No dia anterior, houve picos de até 160 milímetros em menos de uma hora em regiões como o Lago das Rosas e a Marginal Botafogo. A pasta sustenta que o rápido escoamento após o fim da chuva comprova a eficiência da rede de drenagem, mas admite falhas em projetos específicos.
O caso mais emblemático é o do Terminal Praça da Bíblia, recém-inaugurado após um investimento de R$ 29 milhões, que sofreu alagamento severo logo nas primeiras chuvas. O diretor da Seinfra, Lucas Gontijo, admitiu um “equívoco no projeto altimétrico”.
Segundo ele, a nova estrutura não considerou a captação da água pluvial externa proveniente da Rua 256 e da Avenida Anhanguera. Como medida paliativa, equipes atuam na ampliação da capacidade de captação das bocas de lobo no entorno.
Paralelamente, a Seinfra aposta no novo Plano Diretor de Drenagem Urbana (PDDU), elaborado em parceria com a UFG, como estratégia para soluções de longo prazo.
LEIA MAIS: Médicos credenciados anunciam paralisação na rede municipal a partir de terça (13)

Alertas sonoros como estratégia para salvar vidas em verão de chuvas extremas
À frente da coordenação da Defesa Civil, Robledo Mendonça reforça que o sistema de alertas foi desenhado para proteger vidas, apesar das críticas relacionadas ao barulho e à frequência das notificações.
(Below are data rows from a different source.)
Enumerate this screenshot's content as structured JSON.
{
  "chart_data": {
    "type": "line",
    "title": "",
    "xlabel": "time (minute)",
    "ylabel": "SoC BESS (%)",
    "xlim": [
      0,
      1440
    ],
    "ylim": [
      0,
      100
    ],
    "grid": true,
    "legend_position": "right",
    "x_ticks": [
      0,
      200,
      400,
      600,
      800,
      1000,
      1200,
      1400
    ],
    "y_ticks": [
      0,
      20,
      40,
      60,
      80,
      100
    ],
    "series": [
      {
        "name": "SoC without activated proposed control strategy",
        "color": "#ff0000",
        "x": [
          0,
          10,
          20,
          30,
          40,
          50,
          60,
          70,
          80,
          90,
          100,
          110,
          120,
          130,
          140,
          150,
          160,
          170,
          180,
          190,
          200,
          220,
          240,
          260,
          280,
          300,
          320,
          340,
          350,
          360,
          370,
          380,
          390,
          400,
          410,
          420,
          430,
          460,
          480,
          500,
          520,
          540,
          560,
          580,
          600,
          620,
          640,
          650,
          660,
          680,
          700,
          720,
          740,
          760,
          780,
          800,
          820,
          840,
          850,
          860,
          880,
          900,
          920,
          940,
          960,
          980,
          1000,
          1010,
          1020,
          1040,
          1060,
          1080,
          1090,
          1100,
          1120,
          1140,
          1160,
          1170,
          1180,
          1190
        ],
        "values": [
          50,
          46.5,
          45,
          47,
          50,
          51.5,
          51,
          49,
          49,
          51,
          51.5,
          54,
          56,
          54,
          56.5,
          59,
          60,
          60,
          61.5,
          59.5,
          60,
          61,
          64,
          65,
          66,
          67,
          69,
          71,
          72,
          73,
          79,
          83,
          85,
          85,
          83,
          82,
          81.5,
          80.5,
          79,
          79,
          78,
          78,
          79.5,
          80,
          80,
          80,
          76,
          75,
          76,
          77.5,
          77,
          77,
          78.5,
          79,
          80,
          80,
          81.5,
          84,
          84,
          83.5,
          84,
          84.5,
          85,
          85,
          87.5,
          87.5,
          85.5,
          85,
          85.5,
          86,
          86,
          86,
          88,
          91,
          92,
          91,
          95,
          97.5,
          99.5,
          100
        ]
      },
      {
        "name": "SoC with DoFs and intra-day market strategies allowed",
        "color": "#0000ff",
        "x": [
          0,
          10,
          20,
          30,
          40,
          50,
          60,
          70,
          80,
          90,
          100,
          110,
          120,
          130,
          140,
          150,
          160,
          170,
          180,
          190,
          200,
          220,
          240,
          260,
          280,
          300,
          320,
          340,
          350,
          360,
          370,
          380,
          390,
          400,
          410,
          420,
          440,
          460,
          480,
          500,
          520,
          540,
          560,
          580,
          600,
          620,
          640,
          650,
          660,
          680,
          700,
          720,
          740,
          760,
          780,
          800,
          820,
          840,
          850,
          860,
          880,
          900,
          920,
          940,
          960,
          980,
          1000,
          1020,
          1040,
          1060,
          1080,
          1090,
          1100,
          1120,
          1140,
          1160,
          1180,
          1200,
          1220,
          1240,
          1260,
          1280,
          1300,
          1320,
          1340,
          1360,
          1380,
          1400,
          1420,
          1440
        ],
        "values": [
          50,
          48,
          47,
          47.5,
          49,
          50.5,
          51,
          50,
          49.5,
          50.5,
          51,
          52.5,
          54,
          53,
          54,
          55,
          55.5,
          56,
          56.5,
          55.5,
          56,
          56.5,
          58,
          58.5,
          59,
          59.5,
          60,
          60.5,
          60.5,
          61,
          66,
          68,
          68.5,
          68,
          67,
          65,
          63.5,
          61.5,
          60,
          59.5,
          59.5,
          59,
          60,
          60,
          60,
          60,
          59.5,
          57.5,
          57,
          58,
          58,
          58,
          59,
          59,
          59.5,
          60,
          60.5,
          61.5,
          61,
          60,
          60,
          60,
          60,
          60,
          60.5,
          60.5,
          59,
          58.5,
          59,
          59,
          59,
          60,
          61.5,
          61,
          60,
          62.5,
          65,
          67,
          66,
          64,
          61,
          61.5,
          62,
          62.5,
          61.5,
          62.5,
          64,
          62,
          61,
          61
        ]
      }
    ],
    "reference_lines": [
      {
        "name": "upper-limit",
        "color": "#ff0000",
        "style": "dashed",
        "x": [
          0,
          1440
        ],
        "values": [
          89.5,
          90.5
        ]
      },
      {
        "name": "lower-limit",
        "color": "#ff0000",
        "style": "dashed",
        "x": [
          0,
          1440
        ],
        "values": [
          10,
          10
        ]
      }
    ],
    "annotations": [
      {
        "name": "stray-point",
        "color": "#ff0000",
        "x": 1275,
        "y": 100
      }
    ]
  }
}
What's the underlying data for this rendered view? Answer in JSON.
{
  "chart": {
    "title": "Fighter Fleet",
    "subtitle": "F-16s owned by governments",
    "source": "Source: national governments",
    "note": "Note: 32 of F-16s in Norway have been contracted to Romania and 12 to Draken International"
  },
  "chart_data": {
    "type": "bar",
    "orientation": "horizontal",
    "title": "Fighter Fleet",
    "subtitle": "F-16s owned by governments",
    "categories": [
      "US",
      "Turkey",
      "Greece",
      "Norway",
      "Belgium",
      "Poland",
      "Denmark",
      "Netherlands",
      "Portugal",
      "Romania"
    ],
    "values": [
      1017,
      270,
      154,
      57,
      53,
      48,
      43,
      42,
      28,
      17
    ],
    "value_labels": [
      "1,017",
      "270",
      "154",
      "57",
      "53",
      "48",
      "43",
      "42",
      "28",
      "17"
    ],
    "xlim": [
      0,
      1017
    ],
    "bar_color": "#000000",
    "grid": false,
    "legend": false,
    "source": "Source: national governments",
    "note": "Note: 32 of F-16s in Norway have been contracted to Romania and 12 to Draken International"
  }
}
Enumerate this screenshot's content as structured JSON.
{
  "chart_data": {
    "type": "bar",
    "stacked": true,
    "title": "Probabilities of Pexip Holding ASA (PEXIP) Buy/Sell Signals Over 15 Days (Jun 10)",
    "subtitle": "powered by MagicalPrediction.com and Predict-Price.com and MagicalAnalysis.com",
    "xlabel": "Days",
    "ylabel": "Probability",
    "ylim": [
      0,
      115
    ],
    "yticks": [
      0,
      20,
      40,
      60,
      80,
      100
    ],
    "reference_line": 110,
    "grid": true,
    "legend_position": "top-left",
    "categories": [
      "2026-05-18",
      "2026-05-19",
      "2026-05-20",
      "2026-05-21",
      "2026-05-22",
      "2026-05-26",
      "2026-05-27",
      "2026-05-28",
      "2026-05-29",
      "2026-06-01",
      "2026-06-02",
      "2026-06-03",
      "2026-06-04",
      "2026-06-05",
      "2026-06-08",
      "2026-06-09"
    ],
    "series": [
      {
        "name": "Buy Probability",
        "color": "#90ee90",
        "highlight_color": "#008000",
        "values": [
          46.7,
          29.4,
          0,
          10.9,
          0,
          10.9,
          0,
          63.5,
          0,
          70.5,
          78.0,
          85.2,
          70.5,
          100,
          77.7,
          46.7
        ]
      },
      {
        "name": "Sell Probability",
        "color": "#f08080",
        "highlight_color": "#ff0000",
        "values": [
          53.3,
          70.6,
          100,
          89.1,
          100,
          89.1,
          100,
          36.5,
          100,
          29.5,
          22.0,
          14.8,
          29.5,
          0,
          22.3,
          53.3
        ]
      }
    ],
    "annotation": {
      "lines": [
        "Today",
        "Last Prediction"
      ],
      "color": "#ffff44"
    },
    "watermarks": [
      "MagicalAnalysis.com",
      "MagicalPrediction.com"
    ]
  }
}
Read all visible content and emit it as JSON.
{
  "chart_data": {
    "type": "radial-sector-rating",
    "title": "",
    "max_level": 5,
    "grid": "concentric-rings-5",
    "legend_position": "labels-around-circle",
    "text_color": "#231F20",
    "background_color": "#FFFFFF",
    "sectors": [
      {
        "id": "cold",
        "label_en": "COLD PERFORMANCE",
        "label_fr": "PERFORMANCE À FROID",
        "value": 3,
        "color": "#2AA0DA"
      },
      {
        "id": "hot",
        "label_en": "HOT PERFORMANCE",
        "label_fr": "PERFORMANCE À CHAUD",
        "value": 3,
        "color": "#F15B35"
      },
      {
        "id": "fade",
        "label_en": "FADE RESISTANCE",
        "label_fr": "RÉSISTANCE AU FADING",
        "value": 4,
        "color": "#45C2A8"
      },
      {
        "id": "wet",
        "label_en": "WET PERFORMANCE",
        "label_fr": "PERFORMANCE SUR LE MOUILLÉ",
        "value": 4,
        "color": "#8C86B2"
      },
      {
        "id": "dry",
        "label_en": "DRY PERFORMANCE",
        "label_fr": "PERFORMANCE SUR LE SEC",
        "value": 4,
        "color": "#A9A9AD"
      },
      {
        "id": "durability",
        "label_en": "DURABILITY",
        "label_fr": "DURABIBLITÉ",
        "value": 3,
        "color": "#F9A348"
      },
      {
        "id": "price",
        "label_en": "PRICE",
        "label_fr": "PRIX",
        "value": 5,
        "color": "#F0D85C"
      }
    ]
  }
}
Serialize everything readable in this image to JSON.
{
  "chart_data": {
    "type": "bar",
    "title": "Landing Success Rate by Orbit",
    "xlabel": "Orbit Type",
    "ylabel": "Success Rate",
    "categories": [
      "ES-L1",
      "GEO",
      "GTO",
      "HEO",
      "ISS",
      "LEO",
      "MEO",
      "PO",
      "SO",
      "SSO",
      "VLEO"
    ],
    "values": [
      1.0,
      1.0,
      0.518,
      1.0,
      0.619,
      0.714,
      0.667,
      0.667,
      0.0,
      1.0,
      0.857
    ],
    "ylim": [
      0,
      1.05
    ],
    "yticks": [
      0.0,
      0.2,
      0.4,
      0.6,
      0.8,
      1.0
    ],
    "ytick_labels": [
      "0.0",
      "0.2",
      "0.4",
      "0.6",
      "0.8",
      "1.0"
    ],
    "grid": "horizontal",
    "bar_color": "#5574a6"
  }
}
Ele explica que o alerta severo é preventivo e é emitido quando se registra 10 milímetros de chuva em dez minutos. Já o alerta extremo indica risco iminente, como transbordamento de córregos e enxurradas com potencial para arrastar veículos.
Somente em uma tarde de janeiro, foram enviados 11 alertas em menos de duas horas durantes as chuvas. Robledo destaca o uso da tecnologia Cell Broadcast (CBS), que permite o envio de mensagens para qualquer celular localizado em áreas de risco, sem necessidade de cadastro e mesmo com o aparelho em modo silencioso.
Segundo ele, as duas grandes chuvas registradas no mês não causaram danos estruturais permanentes à cidade, mas serviram para validar o mapeamento dos pontos críticos. O coordenador orienta ainda que a população utilize os canais complementares de SMS, enviando o CEP para o número 40199, e o WhatsApp.
O cenário para os próximos meses segue instável. De acordo com o informativo de verão do Centro de Informações Meteorológicas e Hidrológicas de Goiás (Cimehgo), a estação será marcada por dias longos e rápidas mudanças nas condições do tempo. A combinação de calor intenso e alta umidade favorecerá a formação de pancadas de chuva de forte intensidade, especialmente no período da tarde.
A atuação da Zona de Convergência do Atlântico Sul (ZCAS), corredor de umidade que se estende da região Norte do País, continuará provocando chuvas volumosas acompanhadas de descargas elétricas e rajadas de vento. A tendência para o trimestre de janeiro a março é de temperaturas ligeiramente acima da média, o que amplia o risco potencial de tempestades severas e episódios de queda de granizo.
Goiânia encerra esta primeira semana de 2026 diante de um espelho de águas que reflete sua própria negligência histórica. Entre a tecnologia de ponta dos alertas da Defesa Civil e os erros de engenharia em terminais milionários, a Capital busca um caminho para não se tornar, definitivamente, uma cidade submersa por seu próprio asfalto.